4 Steps to Build a Marketing Funnel
The key to building a successful home business is getting new customers and taking them through the process from prospect or lead to purchasing your products. Some people who discover your business will take a while to buy from you, so how do you convince them to order your products?
A marketing funnel is a process or system which takes your target audience from awareness that you exist, to learning about you and what you have to offer, to buying your products or services from you.
Through each stage of the funnel, your potential customer engages a little bit more with you and your business. Your prospect list might get smaller, but the quality of your prospects improves as their interest in your business increases.
There are four core stages to your funnel, that takes prospects and makes them customers, we’ll look at each one individually:
1. Awareness: At this point, they’ve just discovered who you are. They may have heard about you through a recommendation from a friend or come across your marketing activity.
2. Interest: Once they’ve realised you exist, you need to engage them. At this point they may be looking to find out about your business, your product range and pricing. It is key that they appreciate the value you can bring.
3. Desire: At this stage, they really like your product but are still looking for reassurance that they are getting a great deal, that the quality and price points are right and that you are a trusted provider.
4. Action/Purchase: If you’ve satisfied your contact’s questions and concerns, they will make the shift between being a potential to actual customer.
At each stage, prospects will drop out of your funnel, until only the serious customers remain. The great thing about this stage, is that a number of the processes in the funnel can be automated. However, your challenge here is to build up a rapport with your prospective customer so that they trust you to deliver what they are looking for and they perceive you to be a credible supplier. At each stage, you are building your relationship by providing added value and communicating effectively with them.

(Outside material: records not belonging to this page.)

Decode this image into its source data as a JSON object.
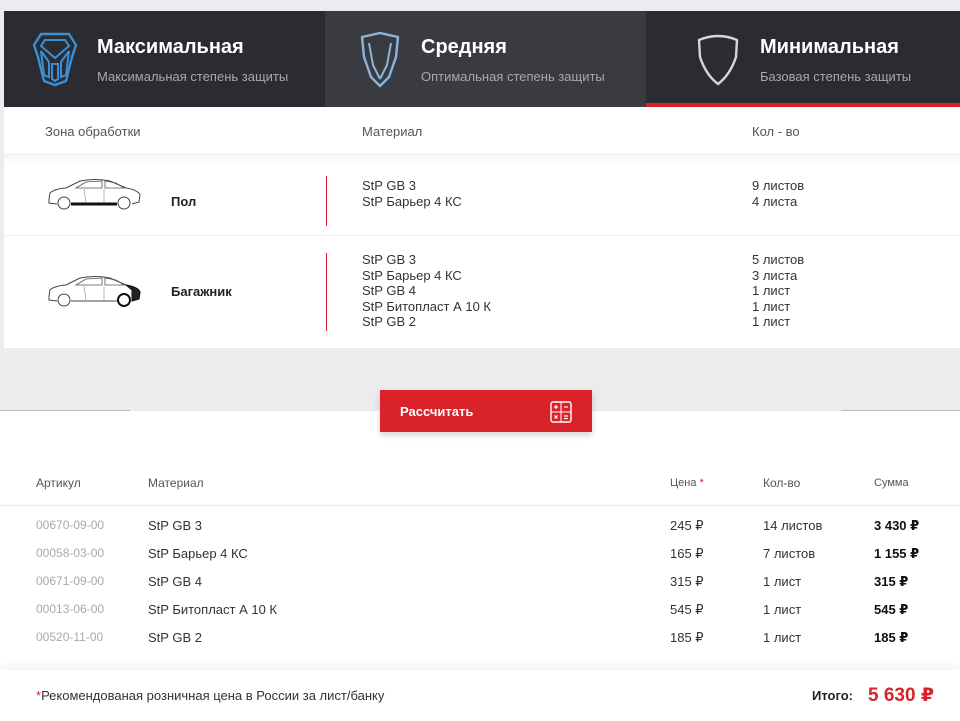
{
  "tabs": [
    {
      "title": "Максимальная",
      "subtitle": "Максимальная степень защиты"
    },
    {
      "title": "Средняя",
      "subtitle": "Оптимальная степень защиты"
    },
    {
      "title": "Минимальная",
      "subtitle": "Базовая степень защиты"
    }
  ],
  "colors": {
    "accent": "#d9222a",
    "tab_bg": "#2b2c31",
    "tab_active_bg": "#3a3b41",
    "icon_blue": "#3a8fd6"
  },
  "zone_table": {
    "headers": {
      "zone": "Зона обработки",
      "material": "Материал",
      "qty": "Кол - во"
    },
    "rows": [
      {
        "zone": "Пол",
        "materials": [
          "StP GB 3",
          "StP Барьер 4 КС"
        ],
        "quantities": [
          "9 листов",
          "4 листа"
        ]
      },
      {
        "zone": "Багажник",
        "materials": [
          "StP GB 3",
          "StP Барьер 4 КС",
          "StP GB 4",
          "StP Битопласт А 10 К",
          "StP GB 2"
        ],
        "quantities": [
          "5 листов",
          "3 листа",
          "1 лист",
          "1 лист",
          "1 лист"
        ]
      }
    ]
  },
  "calc_button": {
    "label": "Рассчитать"
  },
  "result_table": {
    "headers": {
      "article": "Артикул",
      "material": "Материал",
      "price": "Цена",
      "price_mark": "*",
      "qty": "Кол-во",
      "sum": "Сумма"
    },
    "rows": [
      {
        "article": "00670-09-00",
        "material": "StP GB 3",
        "price": "245 ₽",
        "qty": "14 листов",
        "sum": "3 430 ₽"
      },
      {
        "article": "00058-03-00",
        "material": "StP Барьер 4 КС",
        "price": "165 ₽",
        "qty": "7 листов",
        "sum": "1 155 ₽"
      },
      {
        "article": "00671-09-00",
        "material": "StP GB 4",
        "price": "315 ₽",
        "qty": "1 лист",
        "sum": "315 ₽"
      },
      {
        "article": "00013-06-00",
        "material": "StP Битопласт А 10 К",
        "price": "545 ₽",
        "qty": "1 лист",
        "sum": "545 ₽"
      },
      {
        "article": "00520-11-00",
        "material": "StP GB 2",
        "price": "185 ₽",
        "qty": "1 лист",
        "sum": "185 ₽"
      }
    ]
  },
  "footer": {
    "note_mark": "*",
    "note": "Рекомендованая розничная цена в России за лист/банку",
    "total_label": "Итого:",
    "total_value": "5 630 ₽"
  }
}
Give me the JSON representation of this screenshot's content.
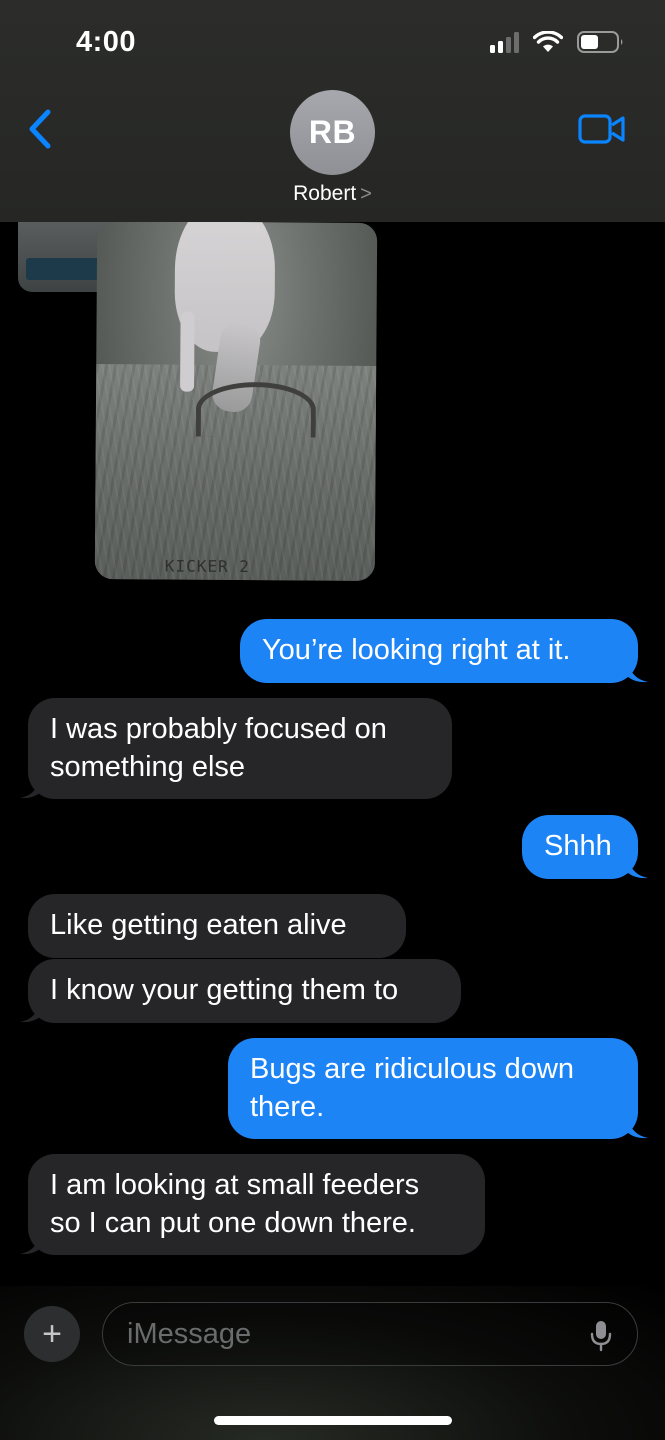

How to Set Up a Marketing Funnel
The widest part at the top has the most prospective customers. It’s where everyone who first encounters your businesses enters. All your marketing activities are designed to deliver prospects to your funnel. Whether you are using strategies such as social media, having a physical shop/office or a website, sending out emails, podcasting or writing an article for a publication or blogging. When you have got their attention, you need to draw them in further so they can find out what you are about and evaluate your business. If you’re successful, the prospect moves through the funnel to the end and buys from you. There are a series of steps you can take to help move this process along:
1. Set up a shopfront (online or real) You need a place to send potential leads. For some this may a ‘bricks and mortar’ shop front, for others this might be a website, online shop or social media page.
2. Add value to keep them interested The key to building the relationship is to provide information, valuable content and resources that will be of value to your prospects, this could be case studies, content, articles, tips, webinars, videos, competitions, trial offers or limited time discounts,
3. Provide channels for them to engage with you and encourage their active participation This is the first active step that requires action from the prospect. Get them to follow, like you or reply to you on social media, sign up to an email list (make sure you follow GDPR to include the right opt ins – see our separate GDPR module if in doubt) or use a squeeze page or an email pop up to get their attention. Once they’re following you on social media or are on your email list, you can continue to deliver valuable content, that will help to support the buying process and make the decision to purchase a lot easier.
4. Make your offer. Once you’ve built a relationship through content, social media and email, you can then make the sale.
The marketing funnel is an enabler, it helps people buy from you as they have confidence in what you offer.
To summarise:
The key is to maintain the relationship after the initial purchase, to encourage repeat sales and recommendations.